The Beast of Yucca Flats was written, narrated, and directed by Coleman Francis (Red Zone Cuba (a/k/a Night Train to Mundo Fine) and The Skydivers) and stars Tor Johnson (Night of the Ghouls, Plan 9 from Outer Space, and Bride of the Monster) along with Douglas Mellor (Fanny Crosby) and Barbara Francis (the ex-spouse of the director) (The Skydivers).

Can a husky radiation-man-monster wander his way out of the desert?

The Beast of Yucca Flats Review

The tagline reads, “Commies made him an atomic mutant!” but the test nuke presumably was detonated by American forces – all of whom were firmly opposed to Stalinist doctrine.
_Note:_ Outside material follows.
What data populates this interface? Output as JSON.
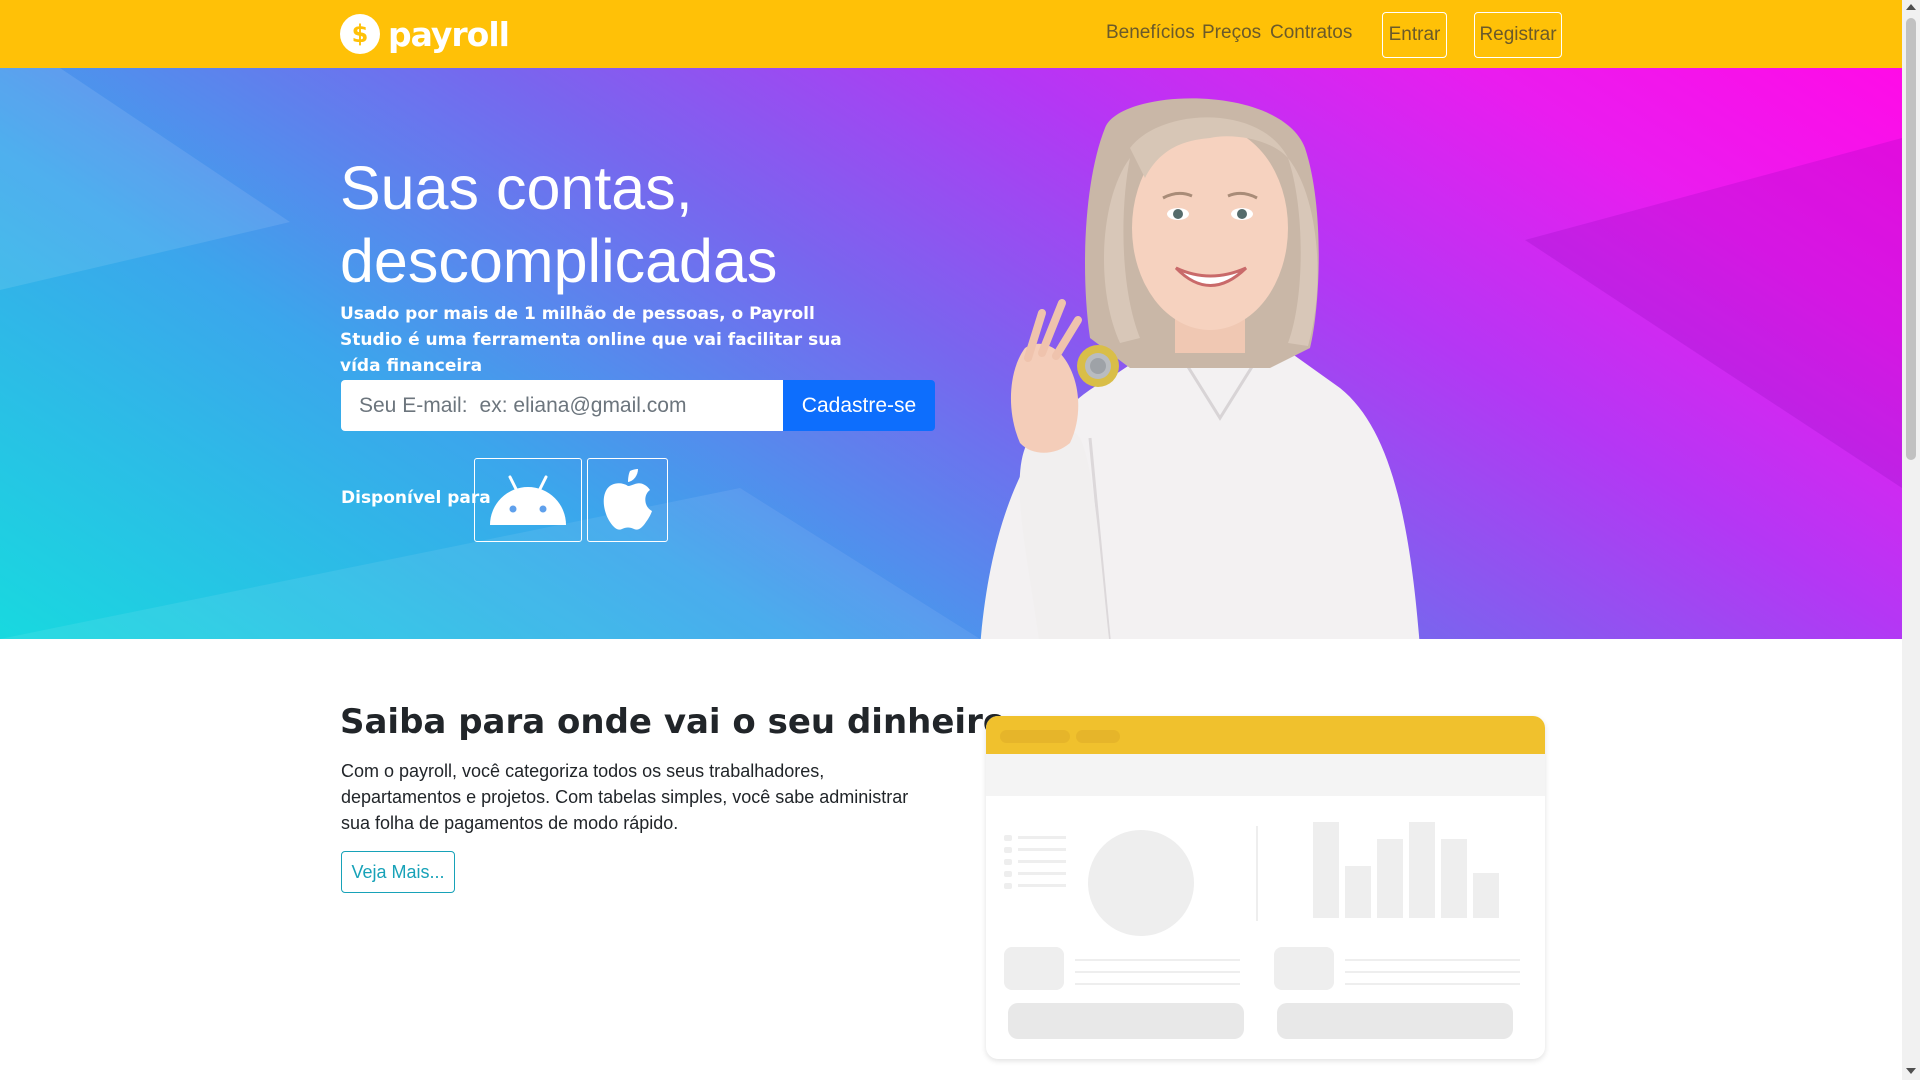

So, shouldn’t the tagline have read, “Anti-commies made him an atomic mutant!”?

The film opens with some gratuitous nudity and a strangling which has nothing to do with any of the action which follows.

It’s certainly a disorienting film. Some critics condemn The Beast of Yucca Flats as the worst horror film ever. Admittedly, it does suffer from some continuity errors (such as scenes which switch from day, to night, then back to daylight again). The film budget did not allow for sound recording during filming; boom operators for the mostly outdoor cinematography would have been cost prohibitive.

It’s acted like a silent film – but actors don’t even mouth their lines. Instead, whenever a character speaks, we cut to a non-speaking character. Or a long shot is used. Or the camera remains outside a structure after the actors enter it. That way, the lines could be dubbed in later without matching mouth movements to dialogue.

The narrator’s lines themselves are plucked out of nowhere. “Boys from the city – not yet caught by the whirlwind of progress. Feed soda pop to thirsty pigs.” What?!

After Dr. Javorsky is caught in a nuclear blast, he becomes a murderous beast. He commits some murders. The police give chase. Eventually, law enforcement resorts to a light airplane to track him. Tor Johnson is perfectly cast although it’s a shame he wasn’t given any dialogue to show off his Swedish accent.

The film is surreal enough as it is, I suppose. If the chief aim of a director is to create celluloid that audiences want to watch, then by that measure The Beast of Yucca Flats is outstanding. No one is bored with a viewing – the eyes are simply riveted to the screen. This a film made by outsiders with no previous experience. It’s gonzo filmmaking.

Worth Watching?

Certainly, I think so, but very few legitimate critics would agree with me.